Le deuxième risque est celui de l’ambivalence des pensées complexes. D’un côté, elles ont une forte et heureuse inclination à privilégier les approches globales, ouvertes, non exclusives, holistiques ou, à tout le moins, synthétiques. D’un autre côté elles ont l’insistante et malencontreuse tentation du relativisme « tous azimuts », de la non-hiérarchisation, de la fongibilité des valeurs, bref elles deviennent facilement syncrétiques ou, vaille que vaille, éclectiques. Ce refus de l’ordonnancement confine au déni. Il est pernicieux de mettre sur le même pied les valeurs et les services car il est dangereux de présenter uniquement la biodiver-sité comme source aussi bien de services que de « dysservices » qu’on se bornerait à évaluer sous forme du bilan coûts-avantages (J. Hay, S. Lavallée, I. Doussan). Ce bilan est beaucoup trop facile à falsifier : on peut éluder la différence entre les coûts qu’il est possible de chiffrer et les avantages inestimables ; on peut insister exagérément sur les avantages marginaux de la biodiversité en omettant le coût incommensurable de l’excessive homogénéisation du vivant.
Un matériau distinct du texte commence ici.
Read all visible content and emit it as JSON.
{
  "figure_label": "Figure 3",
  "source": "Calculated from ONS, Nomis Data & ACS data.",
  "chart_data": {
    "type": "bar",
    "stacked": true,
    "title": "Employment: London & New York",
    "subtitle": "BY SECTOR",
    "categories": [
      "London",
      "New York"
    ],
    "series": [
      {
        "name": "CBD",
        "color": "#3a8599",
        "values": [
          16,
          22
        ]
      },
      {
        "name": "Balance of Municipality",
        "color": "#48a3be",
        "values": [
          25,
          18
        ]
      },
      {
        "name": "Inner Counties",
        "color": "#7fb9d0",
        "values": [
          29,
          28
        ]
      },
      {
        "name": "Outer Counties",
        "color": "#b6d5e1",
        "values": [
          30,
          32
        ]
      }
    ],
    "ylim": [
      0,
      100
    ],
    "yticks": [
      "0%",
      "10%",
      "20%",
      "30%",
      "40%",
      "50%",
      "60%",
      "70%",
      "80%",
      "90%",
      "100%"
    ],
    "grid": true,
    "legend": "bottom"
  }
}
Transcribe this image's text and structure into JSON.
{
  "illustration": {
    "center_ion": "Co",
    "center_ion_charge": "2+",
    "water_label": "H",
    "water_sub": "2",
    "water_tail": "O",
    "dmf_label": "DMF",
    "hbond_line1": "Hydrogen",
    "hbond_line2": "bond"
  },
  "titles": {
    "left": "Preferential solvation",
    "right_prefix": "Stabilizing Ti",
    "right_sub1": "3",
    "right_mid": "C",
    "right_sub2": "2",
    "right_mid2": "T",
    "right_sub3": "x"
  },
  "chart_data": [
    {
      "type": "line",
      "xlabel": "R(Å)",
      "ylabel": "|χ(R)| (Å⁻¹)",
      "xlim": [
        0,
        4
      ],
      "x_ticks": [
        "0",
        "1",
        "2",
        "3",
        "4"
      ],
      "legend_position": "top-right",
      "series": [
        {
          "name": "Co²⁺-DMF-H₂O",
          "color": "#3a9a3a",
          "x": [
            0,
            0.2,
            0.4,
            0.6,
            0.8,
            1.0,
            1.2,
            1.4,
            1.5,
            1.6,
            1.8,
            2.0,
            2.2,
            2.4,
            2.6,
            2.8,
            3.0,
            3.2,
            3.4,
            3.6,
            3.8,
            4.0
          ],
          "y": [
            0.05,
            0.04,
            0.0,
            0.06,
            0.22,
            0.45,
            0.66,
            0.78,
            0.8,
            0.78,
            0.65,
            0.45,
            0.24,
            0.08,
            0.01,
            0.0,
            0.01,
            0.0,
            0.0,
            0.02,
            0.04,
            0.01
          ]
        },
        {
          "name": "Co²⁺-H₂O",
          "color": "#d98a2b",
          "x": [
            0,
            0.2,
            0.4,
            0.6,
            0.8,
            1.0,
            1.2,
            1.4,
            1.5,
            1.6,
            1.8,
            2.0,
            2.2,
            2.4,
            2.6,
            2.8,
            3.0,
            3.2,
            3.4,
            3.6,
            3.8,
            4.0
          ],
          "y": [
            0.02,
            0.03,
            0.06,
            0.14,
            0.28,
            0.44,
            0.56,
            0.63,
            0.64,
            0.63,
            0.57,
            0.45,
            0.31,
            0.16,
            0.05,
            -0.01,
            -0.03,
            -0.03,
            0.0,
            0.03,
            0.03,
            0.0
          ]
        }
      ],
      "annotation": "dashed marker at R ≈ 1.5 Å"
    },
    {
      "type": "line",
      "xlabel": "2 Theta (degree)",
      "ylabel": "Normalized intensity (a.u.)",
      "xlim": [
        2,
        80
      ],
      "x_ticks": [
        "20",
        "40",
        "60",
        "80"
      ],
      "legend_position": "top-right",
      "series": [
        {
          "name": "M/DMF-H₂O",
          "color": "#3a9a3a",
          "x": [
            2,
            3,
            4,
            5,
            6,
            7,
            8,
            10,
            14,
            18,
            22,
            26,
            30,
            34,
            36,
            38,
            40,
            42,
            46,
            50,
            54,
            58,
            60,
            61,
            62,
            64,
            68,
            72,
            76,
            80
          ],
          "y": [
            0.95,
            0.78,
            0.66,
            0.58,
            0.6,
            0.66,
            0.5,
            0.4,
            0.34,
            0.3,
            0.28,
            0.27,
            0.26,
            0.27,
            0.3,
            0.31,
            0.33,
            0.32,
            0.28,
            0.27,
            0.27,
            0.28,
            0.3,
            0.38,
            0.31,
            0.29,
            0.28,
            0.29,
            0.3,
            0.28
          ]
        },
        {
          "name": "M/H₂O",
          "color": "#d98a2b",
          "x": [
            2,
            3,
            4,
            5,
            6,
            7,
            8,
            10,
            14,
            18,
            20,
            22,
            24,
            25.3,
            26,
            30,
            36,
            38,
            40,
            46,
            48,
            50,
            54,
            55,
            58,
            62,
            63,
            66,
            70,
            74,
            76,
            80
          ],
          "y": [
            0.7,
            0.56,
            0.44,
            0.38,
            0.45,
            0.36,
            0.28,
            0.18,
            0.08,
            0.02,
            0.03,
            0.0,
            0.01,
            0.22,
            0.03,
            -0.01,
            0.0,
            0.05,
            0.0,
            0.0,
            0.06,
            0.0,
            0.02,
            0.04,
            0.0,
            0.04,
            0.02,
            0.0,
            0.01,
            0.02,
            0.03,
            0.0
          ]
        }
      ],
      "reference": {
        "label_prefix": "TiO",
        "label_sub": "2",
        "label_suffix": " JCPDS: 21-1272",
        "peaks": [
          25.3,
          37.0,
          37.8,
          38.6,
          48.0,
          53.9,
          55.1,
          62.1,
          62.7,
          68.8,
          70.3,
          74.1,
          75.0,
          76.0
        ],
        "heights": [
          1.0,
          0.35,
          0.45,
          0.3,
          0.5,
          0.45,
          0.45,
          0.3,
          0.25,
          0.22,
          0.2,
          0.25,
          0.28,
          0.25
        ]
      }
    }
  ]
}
Le troisième risque est celui de l’hypertrophie du perlocutoire. Dans la théorie des actes de langage selon Austin, le locutoire est ce que l’on dit, l’illocutoire est la fonction qu’on donne à ce que l’on dit, le perlocutoire est l’effet de ce que l’on dit sur l’interlocuteur. Le locuteur, selon ce qu’il perçoit ou suppose des attentes de l’interlocuteur, risque, par opportunisme, de présenter telle valeur comme plus relevante que telle autre. Le locuteur opportuniste explique à l’interlocuteur utilitariste que la valeur axiologique de la biodiversité est surtout confortative (« ethic pays ») mais il n’insiste pas sur la valeur économique s’il s’adresse à l’interlocuteur essentialiste. S’il se veut consensuel, le locuteur opportuniste met l’accent sur les valeurs qui rallient la majorité des suffrages, sans doute les valeurs écosystémiques et patrimoniales. Les stratégies rhétoriques sont nécessaires à des fins de communication, en particulier pour convaincre les décideurs politiques mais aussi l’opinion publique. À des fins stratégiques, le locuteur opportuniste se présentera donc de préférence comme pragmatique. Il pourra ainsi décrire comme opérationnelle la gestion de la biodiversité qui satisferait à un double test : celui, économique, de l’optimum de Pareto, la biodiversité participe au plus grand bien-être du plus grand nombre ; celui, axiologique, du ralliement éthique, la biodiversité participe des valeurs morales les plus largement admises.

V. Deux points de vue conciliables

Il convient de déjouer les ruses rhétoriques pour faire jouer le questionnement éthique (V. Devictor). Il est pourtant nécessaire d’user des ruses de l’intelligence pour agir avec habileté sur des réalités mouvantes (A. Papaux). Ces deux points de vue apparemment contradictoires se rejoignent si l’on répudie une certaine arro-gance rationaliste (G. Bœuf ). Bien penser et bien dire les valeurs de la biodiversité suppose en définitive d’avoir humblement conscience de la part d’illusion que comporte l’idée, encore répandue, de toute-puissance du sujet et de mainmise de l’homme sur la nature (A. Zabalza, I. Doussan).